Following is the screenshot of my excel sheet data
But the OPC publisher will not route the data in to modules in order that starting from anywhere but in order .
For an example it sends starting from the row ,value 11 for Tag11 and then again sends the next row which has the value 17 for tag 11. And sometimes sends a batch of data. no proper order.
This is not a issue with OPC server simulation since i have tested Simulation server with a standalone OPC client and it gets the data in order. Excel is read by simulation server.
Following image is a screenshot of my IoT edge module(python) where i log the data to console retrieving from OPC Publisher routing.
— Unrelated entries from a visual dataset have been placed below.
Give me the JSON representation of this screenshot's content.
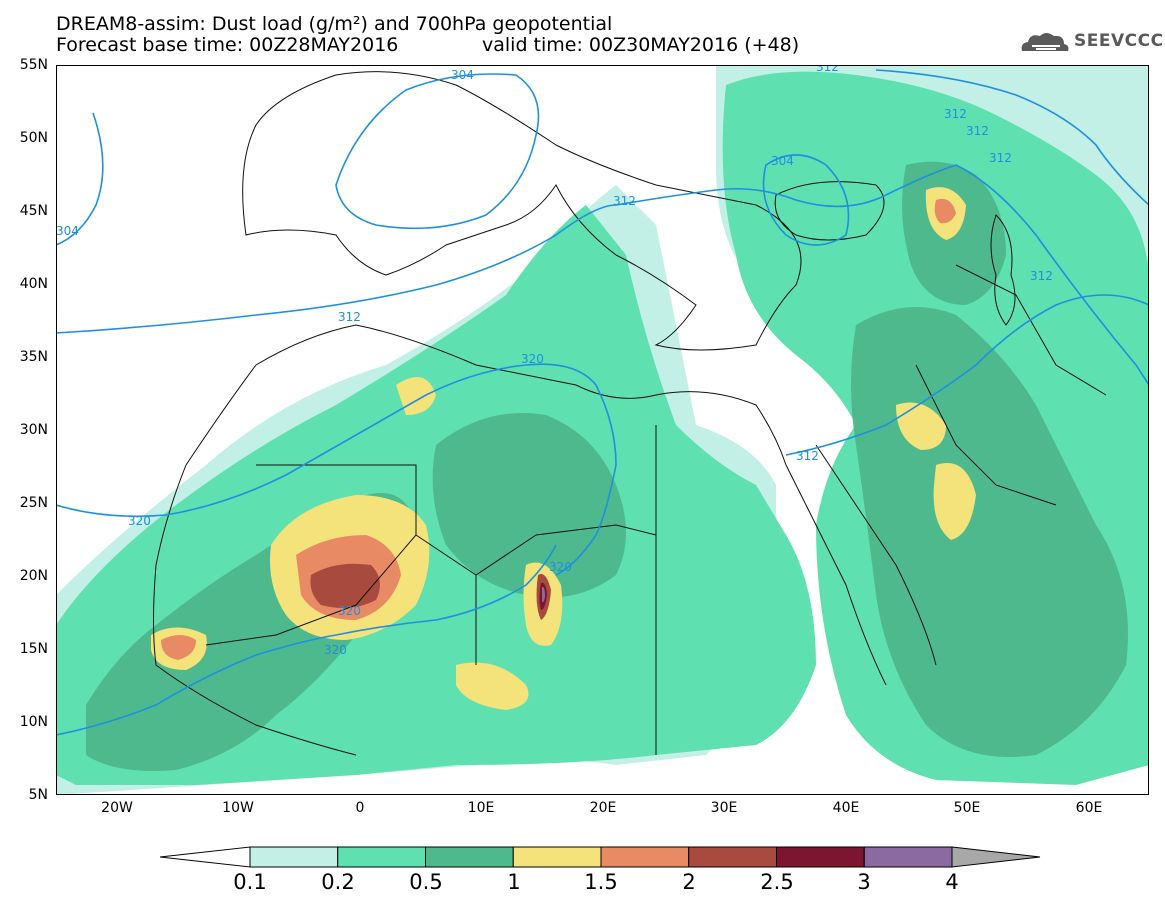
{
  "title": {
    "line1": "DREAM8-assim: Dust load (g/m²) and 700hPa geopotential",
    "line2_left": "Forecast base time: 00Z28MAY2016",
    "line2_right": "valid time: 00Z30MAY2016 (+48)"
  },
  "logo": {
    "text": "SEEVCCC",
    "icon": "cloud-icon"
  },
  "axes": {
    "lat_labels": [
      "55N",
      "50N",
      "45N",
      "40N",
      "35N",
      "30N",
      "25N",
      "20N",
      "15N",
      "10N",
      "5N"
    ],
    "lon_labels": [
      "20W",
      "10W",
      "0",
      "10E",
      "20E",
      "30E",
      "40E",
      "50E",
      "60E"
    ]
  },
  "contour_labels": {
    "c304_top": "304",
    "c304_left": "304",
    "c312_topright": "312",
    "c304_caspian": "304",
    "c312_a": "312",
    "c312_b": "312",
    "c312_c": "312",
    "c312_italy": "312",
    "c312_spain": "312",
    "c312_iran": "312",
    "c312_egypt": "312",
    "c320_libya": "320",
    "c320_wsahara": "320",
    "c320_chad": "320",
    "c320_niger": "320",
    "c320_mali": "320"
  },
  "colorbar": {
    "labels": [
      "0.1",
      "0.2",
      "0.5",
      "1",
      "1.5",
      "2",
      "2.5",
      "3",
      "4"
    ],
    "colors": [
      "#c2efe6",
      "#5ee0b0",
      "#4fb98e",
      "#f4e27a",
      "#e88b65",
      "#a94a3e",
      "#7c1530",
      "#8a6aa0",
      "#a8a8a8"
    ]
  },
  "map_colors": {
    "light": "#c2efe6",
    "medium": "#5ee0b0",
    "dark": "#4fb98e",
    "yellow": "#f4e27a",
    "orange": "#e88b65",
    "brown": "#a94a3e",
    "maroon": "#7c1530",
    "purple": "#8a6aa0",
    "contour": "#1e90e0"
  }
}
Appreciate any help on this.
Thanks a lot.
Adding summary from GitHub Issues discussions here:
OPC Publisher generate a unique message id, for each OPC UA endpoint (auto increasing by one)
python client code above's logs the same message more than 3500 times
Receiving of message don't seems to block and therefor is handling the same message over and over again
receive_on_message_input is deprecated and should not be used anymore, see API documentation
Without the duplicates all value changes are in order but the behavior is still not what the OP needs.
More than one message (containing value changes for all three tags) is batched
OPC Publisher try to optimize for cost and performance, sending each message at a time is neither of them, but it is possible to configure OPC Publisher in a way to send data directly by setting the batch size to one.
command line argument --bs=1
Not starting by the first value
OPC Publisher establish a connection to OPC UA server and creates monitored items, for every OPC UA nodes in it's config file. As default the OPC UA monitored item, will send a default notification with the current value. If you want to ignore it, you could use skip first.
command line argument --sk=true
But in the case described above also the first value is relevant. If the first message (message id = 1) don't contain the first value, then the OPC server simulation changed them before.
Please be aware that the OPC Publisher can only publish once the OPC UA client/server connection is fully established (including trusting of certificates), the subscriptions and the monitored items are created. This time is also depending on the performance of OPC UA server and network.
Proposals:
Change OPC Simulation to only start simulation sequence once a client connection is fully established
Retrieve the same message multiple times
If the messages are received multiple times it could be an error with the routing from the messages from one IoT edge module to another. Please make sure to explicitly name the sending module (in this case the OPC Publisher)
"$edgeHub": {
"properties.desired": {
"schemaVersion": "1.2",
"routes": {
"opcPublisherToPyDataConsumer": "FROM /messages/modules/opc-publisher INTO BrokeredEndpoint(\"/modules/PyDataConsumer/inputs/fromOPC\")"
}
}
}
So some questions:
What version of iotedge are you using?
Is it just that logs are not in order or are messages being received out of order?
What protocol are you using MQTT or AMQP?